Nell’ intepretazione vitalistica del baby boomer, del resto, lo sport è una sorta di corrispettivo diurno del Viagra serale: la prova, quotidianamente ripetuta, della propria capacità, della propria forza. Non proprio della sua immortalità, ma, almeno, di una efficienza permanente, immutabile. “Non si rendono conto – dice Pierobon – che, con l’ età, aumenta fisiologicamente anche la rigidità. Se, l’ anno scorso, facevo ad un certo ritmo 3 chilometri, può darsi che, quest’ anno, abbia birra, a quella velocità, solo per 2. Ma io ne corro tre lo stesso. E mi rompo”. Dal punto di vista medico, questo sportivo attempato è, probabilmente, un inedito. Un atleta si sottopone, normalmente, alla sua dieta severa di allenamenti per i 10-15 anni della carriera agonistica. L’ amatore, anche per 30 e oltre. Secondo Gallozzi, tuttavia, questo non è il problema. “L’ usura – dice – è un fattore soprattutto individuale. Determinante, piuttosto, per un corridore, è la superficie su cui si allena: sterrato, pista, erba, asfalto”. La questione vera, per Gallozzi, è un’ altra. “Ed è un fatto, soprattutto, culturale. Molti di loro cominciano tardi, verso i 50 anni. E dovrebbero preoccuparsi di adattare il loro fisico all’ impegno cui si sottopongono. Invece, pretendono di fare la maratona in 2-3 anni. Scaricano le tabelle di allenamento da Internet e via. Ci vorrebbero prudenza e buon senso”. Gallozzi si occupa di ossa e muscoli. Ma la questione dell’ adattamento di chi comincia tardi è anche più seria.

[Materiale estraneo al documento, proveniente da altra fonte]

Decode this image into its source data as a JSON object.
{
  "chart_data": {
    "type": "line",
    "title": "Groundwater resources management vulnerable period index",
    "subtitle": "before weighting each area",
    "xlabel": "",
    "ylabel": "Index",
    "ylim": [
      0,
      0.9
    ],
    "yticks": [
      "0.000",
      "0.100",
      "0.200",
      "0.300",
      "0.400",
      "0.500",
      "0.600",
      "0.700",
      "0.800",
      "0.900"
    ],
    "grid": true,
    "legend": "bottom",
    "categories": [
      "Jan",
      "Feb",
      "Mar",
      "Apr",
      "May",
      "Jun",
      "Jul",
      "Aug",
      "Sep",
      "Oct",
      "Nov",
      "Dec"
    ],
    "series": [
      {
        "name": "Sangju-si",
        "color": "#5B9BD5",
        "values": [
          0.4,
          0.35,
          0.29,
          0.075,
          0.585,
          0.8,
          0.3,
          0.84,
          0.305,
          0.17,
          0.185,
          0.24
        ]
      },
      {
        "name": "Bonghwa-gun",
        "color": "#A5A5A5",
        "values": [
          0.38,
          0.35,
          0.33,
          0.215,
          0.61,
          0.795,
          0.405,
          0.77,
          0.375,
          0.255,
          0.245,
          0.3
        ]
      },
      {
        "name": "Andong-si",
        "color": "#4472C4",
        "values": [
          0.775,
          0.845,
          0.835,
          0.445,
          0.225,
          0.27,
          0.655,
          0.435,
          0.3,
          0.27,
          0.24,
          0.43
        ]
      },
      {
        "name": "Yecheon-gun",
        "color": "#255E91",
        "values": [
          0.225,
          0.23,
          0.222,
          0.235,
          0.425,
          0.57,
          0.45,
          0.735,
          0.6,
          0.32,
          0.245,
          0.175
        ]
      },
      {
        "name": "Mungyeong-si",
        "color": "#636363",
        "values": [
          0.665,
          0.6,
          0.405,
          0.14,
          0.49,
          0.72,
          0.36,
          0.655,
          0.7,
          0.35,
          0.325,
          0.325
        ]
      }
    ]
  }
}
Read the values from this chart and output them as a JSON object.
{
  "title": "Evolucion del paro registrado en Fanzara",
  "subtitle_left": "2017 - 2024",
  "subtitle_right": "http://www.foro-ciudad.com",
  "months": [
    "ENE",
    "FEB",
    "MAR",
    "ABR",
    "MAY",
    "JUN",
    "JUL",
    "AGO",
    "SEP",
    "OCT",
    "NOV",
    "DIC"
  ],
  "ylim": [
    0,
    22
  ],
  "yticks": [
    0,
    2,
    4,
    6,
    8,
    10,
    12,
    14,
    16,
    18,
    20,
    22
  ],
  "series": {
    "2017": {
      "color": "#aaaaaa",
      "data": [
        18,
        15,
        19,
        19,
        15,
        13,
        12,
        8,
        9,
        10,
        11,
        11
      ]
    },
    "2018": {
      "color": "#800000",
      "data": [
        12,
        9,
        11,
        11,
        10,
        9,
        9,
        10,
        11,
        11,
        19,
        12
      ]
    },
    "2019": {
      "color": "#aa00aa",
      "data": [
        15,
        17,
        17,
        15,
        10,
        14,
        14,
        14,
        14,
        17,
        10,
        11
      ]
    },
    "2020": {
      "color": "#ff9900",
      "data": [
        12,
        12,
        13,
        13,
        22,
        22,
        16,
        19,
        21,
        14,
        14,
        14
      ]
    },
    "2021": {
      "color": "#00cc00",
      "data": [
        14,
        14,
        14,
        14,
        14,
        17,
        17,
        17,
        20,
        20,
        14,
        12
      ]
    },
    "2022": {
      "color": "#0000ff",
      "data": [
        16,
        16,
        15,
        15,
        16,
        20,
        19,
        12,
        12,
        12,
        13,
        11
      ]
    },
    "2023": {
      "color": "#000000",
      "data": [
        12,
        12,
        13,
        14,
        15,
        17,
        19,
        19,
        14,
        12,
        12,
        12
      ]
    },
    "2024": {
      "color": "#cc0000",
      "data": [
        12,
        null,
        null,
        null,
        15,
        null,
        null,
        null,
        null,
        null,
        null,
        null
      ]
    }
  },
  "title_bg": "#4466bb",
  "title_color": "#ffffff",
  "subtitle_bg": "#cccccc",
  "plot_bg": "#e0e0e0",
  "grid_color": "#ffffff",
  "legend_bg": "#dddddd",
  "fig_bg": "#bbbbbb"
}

“Corsa e ciclismo – dice Pino D’ Amico, cardiologo e medico sportivo – sono attività ad alto impegno dal punto di vista cardiovascolare. Se non sono ben modulate, sono guai”. Guai veri: statisticamente, ogni anno, su mille corridori si registrano 2,5 “morti improvvise”. Ma, anche se l’ infarto non arriva, “tutti corrono grossi rischi, se i carichi di allenamento sono troppo elevati”. Chi si iscrive ad una federazione, si sottopone ad una visita medica di controllo, che ne accerta l’ idoneità fisica. “Ma questo – osserva D’ Amico – è solo un passaggio iniziale”. Il fatto che posso correre, non significa anche che posso fare 3 volte i 3 mila a 4 minuti a chilometro, anziché 5. “La fase due è prendere quella tabella scaricata da Internet e confrontarla con il proprio dottore, per vedere se me la posso permettere”. “L’ adattamento cardiovascolare, a 50 anni, infatti, non è facile. Anzitutto – continua D’ Amico – a quell’ età è frequente che ci siano precondizioni di rischio: pressione, glicemia eccetera. In secondo luogo, impegnando il cuore ad alta intensità c’ è il pericolo che il cuore si adatti, ma in modo patologico. Invece di allungarsi, mantenendo inalterata la cavità interna, è facile che il sovraesercizio fisico ispessisca, invece, il muscolo: da 10-11 millimetri anche a 13-14. Il muscolo si ispessisce, riducendo la cavità interna e la pompa funziona meno”. Ascoltando Gallozzi e Pierobon si capisce perché molti baby boomers, con il tempo, abbiano deciso di passare dalla corsa alla bicicletta, meno impegnativa per ossa e articolazioni. Ma, sentendo D’ Amico, si capisce anche che, al fondo, il problema è un altro. Chiamiamola “ansia da prestazione”. E qui, soprattutto per gli sportivi della bicicletta, si nascondono insidie anche maggiori. Dati non ce ne sono, ma, secondo gli esperti, circolano, ai margini delle corse, più confezioni di integratori (quelli del doping) di quanti giustificherebbe anche la platea potenziale degli atleti veri e propri. La capacità di fermarsi quando bisogna, lo sapevamo già, non è un tratto caratteristico dei baby boomers.